Anora (Sean Baker)
Mit Anora veröffentlicht Sean Baker nach Tangerine, The Florida Project und Red Rocket seinen vierten Spielfilm der einen Blick auf die Realität der amerikanischen Sexarbeiter wirft. Wie auch seine letzten Filme besticht Anora vor allem dadurch, dass der Film weder romantisierend noch moralisierend mit seinen Figuren umgeht. Vielmehr begleiten wir die 23-jährige Sexarbeiterin Anora, die sich lieber Ani nennt, wie sie ein paar Wochen mit dem russischen Milliardärssohn Iwan verbringt.

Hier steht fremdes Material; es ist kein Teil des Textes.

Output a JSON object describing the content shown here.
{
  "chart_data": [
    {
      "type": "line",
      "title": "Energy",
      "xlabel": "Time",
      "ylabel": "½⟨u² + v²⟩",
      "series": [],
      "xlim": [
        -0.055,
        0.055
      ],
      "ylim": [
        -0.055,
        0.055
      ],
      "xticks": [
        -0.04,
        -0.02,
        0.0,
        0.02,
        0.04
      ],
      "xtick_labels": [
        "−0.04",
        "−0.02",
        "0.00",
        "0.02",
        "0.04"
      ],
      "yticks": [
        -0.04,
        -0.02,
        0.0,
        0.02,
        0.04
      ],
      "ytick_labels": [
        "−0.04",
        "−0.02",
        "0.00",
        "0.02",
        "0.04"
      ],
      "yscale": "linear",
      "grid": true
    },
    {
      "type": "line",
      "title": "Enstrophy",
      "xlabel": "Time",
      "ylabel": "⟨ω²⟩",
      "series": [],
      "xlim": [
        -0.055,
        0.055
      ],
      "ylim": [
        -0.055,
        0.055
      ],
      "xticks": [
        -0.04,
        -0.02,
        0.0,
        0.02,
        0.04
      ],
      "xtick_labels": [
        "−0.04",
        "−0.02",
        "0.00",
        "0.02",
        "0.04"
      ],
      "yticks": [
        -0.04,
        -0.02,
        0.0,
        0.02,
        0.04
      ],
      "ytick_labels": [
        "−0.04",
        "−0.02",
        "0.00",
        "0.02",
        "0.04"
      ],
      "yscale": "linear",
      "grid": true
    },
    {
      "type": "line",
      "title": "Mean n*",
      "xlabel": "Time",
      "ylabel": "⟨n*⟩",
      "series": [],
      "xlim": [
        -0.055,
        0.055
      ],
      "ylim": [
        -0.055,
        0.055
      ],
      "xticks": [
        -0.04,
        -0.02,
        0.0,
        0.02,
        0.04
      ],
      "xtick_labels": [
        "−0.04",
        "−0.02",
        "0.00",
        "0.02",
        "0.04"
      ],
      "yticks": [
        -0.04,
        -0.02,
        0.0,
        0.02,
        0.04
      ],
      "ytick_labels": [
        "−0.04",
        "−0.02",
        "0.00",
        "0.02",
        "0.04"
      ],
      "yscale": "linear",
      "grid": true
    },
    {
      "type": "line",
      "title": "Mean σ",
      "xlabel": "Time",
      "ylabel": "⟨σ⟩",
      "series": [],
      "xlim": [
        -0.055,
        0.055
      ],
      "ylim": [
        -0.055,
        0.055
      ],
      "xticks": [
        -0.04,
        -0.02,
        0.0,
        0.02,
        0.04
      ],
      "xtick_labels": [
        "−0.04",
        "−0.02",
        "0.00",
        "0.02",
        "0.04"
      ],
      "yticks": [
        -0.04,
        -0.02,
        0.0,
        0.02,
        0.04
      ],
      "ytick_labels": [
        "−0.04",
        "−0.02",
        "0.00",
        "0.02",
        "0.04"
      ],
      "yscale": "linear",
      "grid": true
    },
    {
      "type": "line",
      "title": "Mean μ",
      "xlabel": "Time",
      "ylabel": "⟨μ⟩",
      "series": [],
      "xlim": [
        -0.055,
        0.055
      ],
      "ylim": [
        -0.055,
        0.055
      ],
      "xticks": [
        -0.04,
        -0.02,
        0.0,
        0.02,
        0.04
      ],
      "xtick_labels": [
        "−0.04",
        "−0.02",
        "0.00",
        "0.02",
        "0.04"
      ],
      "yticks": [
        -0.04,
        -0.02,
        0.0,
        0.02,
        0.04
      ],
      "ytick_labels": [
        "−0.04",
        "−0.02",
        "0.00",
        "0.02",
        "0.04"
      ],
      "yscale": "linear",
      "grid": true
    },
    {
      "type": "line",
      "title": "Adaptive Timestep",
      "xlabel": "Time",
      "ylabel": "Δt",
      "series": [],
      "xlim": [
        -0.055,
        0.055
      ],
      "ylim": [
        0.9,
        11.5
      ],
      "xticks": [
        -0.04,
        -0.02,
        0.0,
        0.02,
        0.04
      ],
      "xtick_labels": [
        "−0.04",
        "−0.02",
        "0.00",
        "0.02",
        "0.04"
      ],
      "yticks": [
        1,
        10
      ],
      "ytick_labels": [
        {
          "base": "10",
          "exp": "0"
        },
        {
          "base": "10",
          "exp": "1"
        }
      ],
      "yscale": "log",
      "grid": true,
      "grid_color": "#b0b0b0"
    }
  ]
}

Getreu dem Motto des Films “Love is a hustle” geht es um Sex, Macht, Unabhängigkeit und Geld - viel Geld. Aus einer zunächst auf sexuellen Dienstleistungen basierenden Beziehung, landen Ani und Iwan vor dem Traualtar in Las Vegas. Doch der Traum der persönlichen Cinderella-Story im Sinne von Pretty Woman hält nur kurz, denn die Milliardärseltern zeigen sich nicht begeistert von den Eskapaden ihres Sohnes.
Freie Marktwirtschaft
Im Headquarter, dem Stripclub, in dem Ani arbeitet, wird sie regelmäßig von ihren Kunden mit Geld überschüttet. “Mach mir einen Gürtel aus Geld”, spornt sie den älteren Herren an, der ihr gerade 100-Dollar Noten in den Bund ihres String-Tangas steckt. Anhand der ersten 10 Minuten des Films könnte man meinen, dass Ani in Saus und Braus leben würde, doch sobald ihre Schicht zu Ende ist, ist von den Tausenden von Dollar, um die sie am heutigen Abend ihre gutbetuchten Kunden erleichtert hat, keine Spur mehr. Karl Marx’ Kapitalismus-Analyse bestätigend, bleibt der Mehrwert, den Ani durch ihre Arbeit erwirtschaftet, beim Kapitaleigner, dem Clubbesitzer Jimmy, hängen.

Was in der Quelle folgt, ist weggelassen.